Tendo a Administração do Parque Imobiliário do Estado (APIE) deixado de ter quaisquer responsabilidades sobre os edifícios como prédios de habitação, o Governo aprovou uma lei que autoriza a criação das comissões de moradores.
Entretanto, segundo Felisberto Assimulungos, do Gabinete de Estruturação e Registo de Condomínios (GERC) em Nampula, o facto de a lei que regula o funcionamento dos condomínios não prever qualquer penalização aos infractores coloca igualmente as comissões de moradores numa incapacidade absoluta ante os desmandos.
Trata-se de uma “imperfeição” da lei que o próprio Governo já constatou, o que levou, segundo Assimulungos, o Ministério das Obras Públicas e Habitação (MOPH) a promover ao nível das províncias encontros de recolha de opiniões com vista à sua revisão.
Pretende-se com todo este processo adequar a lei à realidade específica do país com vista a fazer com que a má gestão de alguns prédios não só deixe de constituir pomo de mau relacionamento entre moradores, como também coloque em causa a vida daquelas infra-estruturas.
Aliás, o facto de a maioria das habitações do país que outrora pertenceram ao Estado estarem alienadas não isenta o Estado da responsabilidade pelo património edificado.

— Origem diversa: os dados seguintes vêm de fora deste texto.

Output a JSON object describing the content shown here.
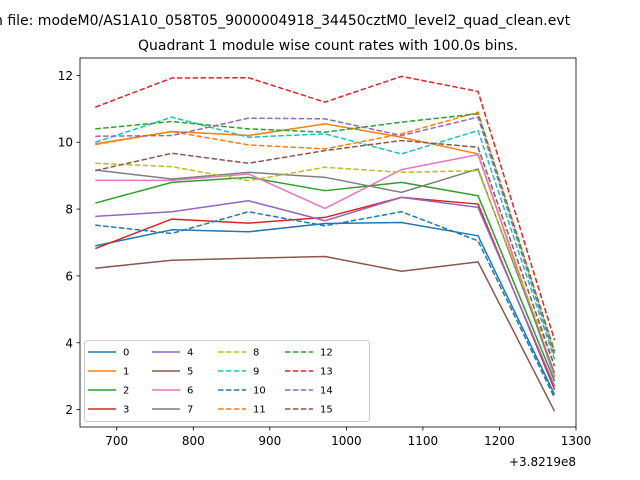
{
  "chart_data": {
    "type": "line",
    "suptitle": "n file: modeM0/AS1A10_058T05_9000004918_34450cztM0_level2_quad_clean.evt",
    "title": "Quadrant 1 module wise count rates with 100.0s bins.",
    "x_offset_label": "+3.8219e8",
    "xlim": [
      652,
      1300
    ],
    "ylim": [
      1.48,
      12.52
    ],
    "xticks": [
      700,
      800,
      900,
      1000,
      1100,
      1200,
      1300
    ],
    "yticks": [
      2,
      4,
      6,
      8,
      10,
      12
    ],
    "x": [
      672,
      772,
      872,
      972,
      1072,
      1172,
      1272
    ],
    "series": [
      {
        "name": "0",
        "color": "#1f77b4",
        "style": "solid",
        "values": [
          6.9,
          7.38,
          7.32,
          7.57,
          7.6,
          7.2,
          2.45
        ]
      },
      {
        "name": "1",
        "color": "#ff7f0e",
        "style": "solid",
        "values": [
          9.95,
          10.32,
          10.2,
          10.55,
          10.15,
          9.65,
          3.0
        ]
      },
      {
        "name": "2",
        "color": "#2ca02c",
        "style": "solid",
        "values": [
          8.18,
          8.8,
          8.95,
          8.55,
          8.8,
          8.4,
          2.85
        ]
      },
      {
        "name": "3",
        "color": "#d62728",
        "style": "solid",
        "values": [
          6.82,
          7.7,
          7.58,
          7.75,
          8.35,
          8.15,
          2.6
        ]
      },
      {
        "name": "4",
        "color": "#9467bd",
        "style": "solid",
        "values": [
          7.78,
          7.92,
          8.25,
          7.65,
          8.35,
          8.05,
          2.7
        ]
      },
      {
        "name": "5",
        "color": "#8c564b",
        "style": "solid",
        "values": [
          6.23,
          6.47,
          6.53,
          6.58,
          6.14,
          6.42,
          1.95
        ]
      },
      {
        "name": "6",
        "color": "#e377c2",
        "style": "solid",
        "values": [
          8.86,
          8.86,
          9.05,
          8.02,
          9.18,
          9.63,
          2.95
        ]
      },
      {
        "name": "7",
        "color": "#7f7f7f",
        "style": "solid",
        "values": [
          9.17,
          8.9,
          9.1,
          8.95,
          8.5,
          9.2,
          3.1
        ]
      },
      {
        "name": "8",
        "color": "#bcbd22",
        "style": "dashed",
        "values": [
          9.37,
          9.27,
          8.85,
          9.25,
          9.1,
          9.15,
          3.3
        ]
      },
      {
        "name": "9",
        "color": "#17becf",
        "style": "dashed",
        "values": [
          10.0,
          10.75,
          10.15,
          10.25,
          9.65,
          10.35,
          3.5
        ]
      },
      {
        "name": "10",
        "color": "#1f77b4",
        "style": "dashed",
        "values": [
          7.52,
          7.27,
          7.92,
          7.5,
          7.92,
          7.05,
          2.35
        ]
      },
      {
        "name": "11",
        "color": "#ff7f0e",
        "style": "dashed",
        "values": [
          9.93,
          10.32,
          9.92,
          9.8,
          10.25,
          10.9,
          3.7
        ]
      },
      {
        "name": "12",
        "color": "#2ca02c",
        "style": "dashed",
        "values": [
          10.4,
          10.62,
          10.4,
          10.3,
          10.6,
          10.85,
          3.75
        ]
      },
      {
        "name": "13",
        "color": "#d62728",
        "style": "dashed",
        "values": [
          11.05,
          11.92,
          11.93,
          11.2,
          11.97,
          11.52,
          4.08
        ]
      },
      {
        "name": "14",
        "color": "#9467bd",
        "style": "dashed",
        "values": [
          10.18,
          10.2,
          10.72,
          10.7,
          10.2,
          10.75,
          3.6
        ]
      },
      {
        "name": "15",
        "color": "#8c564b",
        "style": "dashed",
        "values": [
          9.15,
          9.67,
          9.37,
          9.75,
          10.05,
          9.85,
          3.3
        ]
      }
    ]
  }
}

Para o caso específico de Nampula, segundo Assimulungos, o tipo de infra-estruturas que são construídas ilegalmente na maior parte dos espaços comuns dos prédios de habitação existentes nas cidades de Nampula, Nacala-Porto e Ilha de Moçambique, tem sido dependências e barracas para o exercício de diversas actividades comerciais.
Estes desmandos, segundo a fonte, são nalgumas vezes derivados da desarticulação institucional entre o GERC e os Serviços de Urbanização do Conselho Municipal da Cidade de Nampula.
Segundo ele, a Direcção de Urbanização antes de autorizar a realização de qualquer tipo de obra em prédios de habitação devia solicitar o parecer do GERC porque, afinal, nós é que conhecemos o historial de cada fracção habitacional” – queixou-se Assimulungos.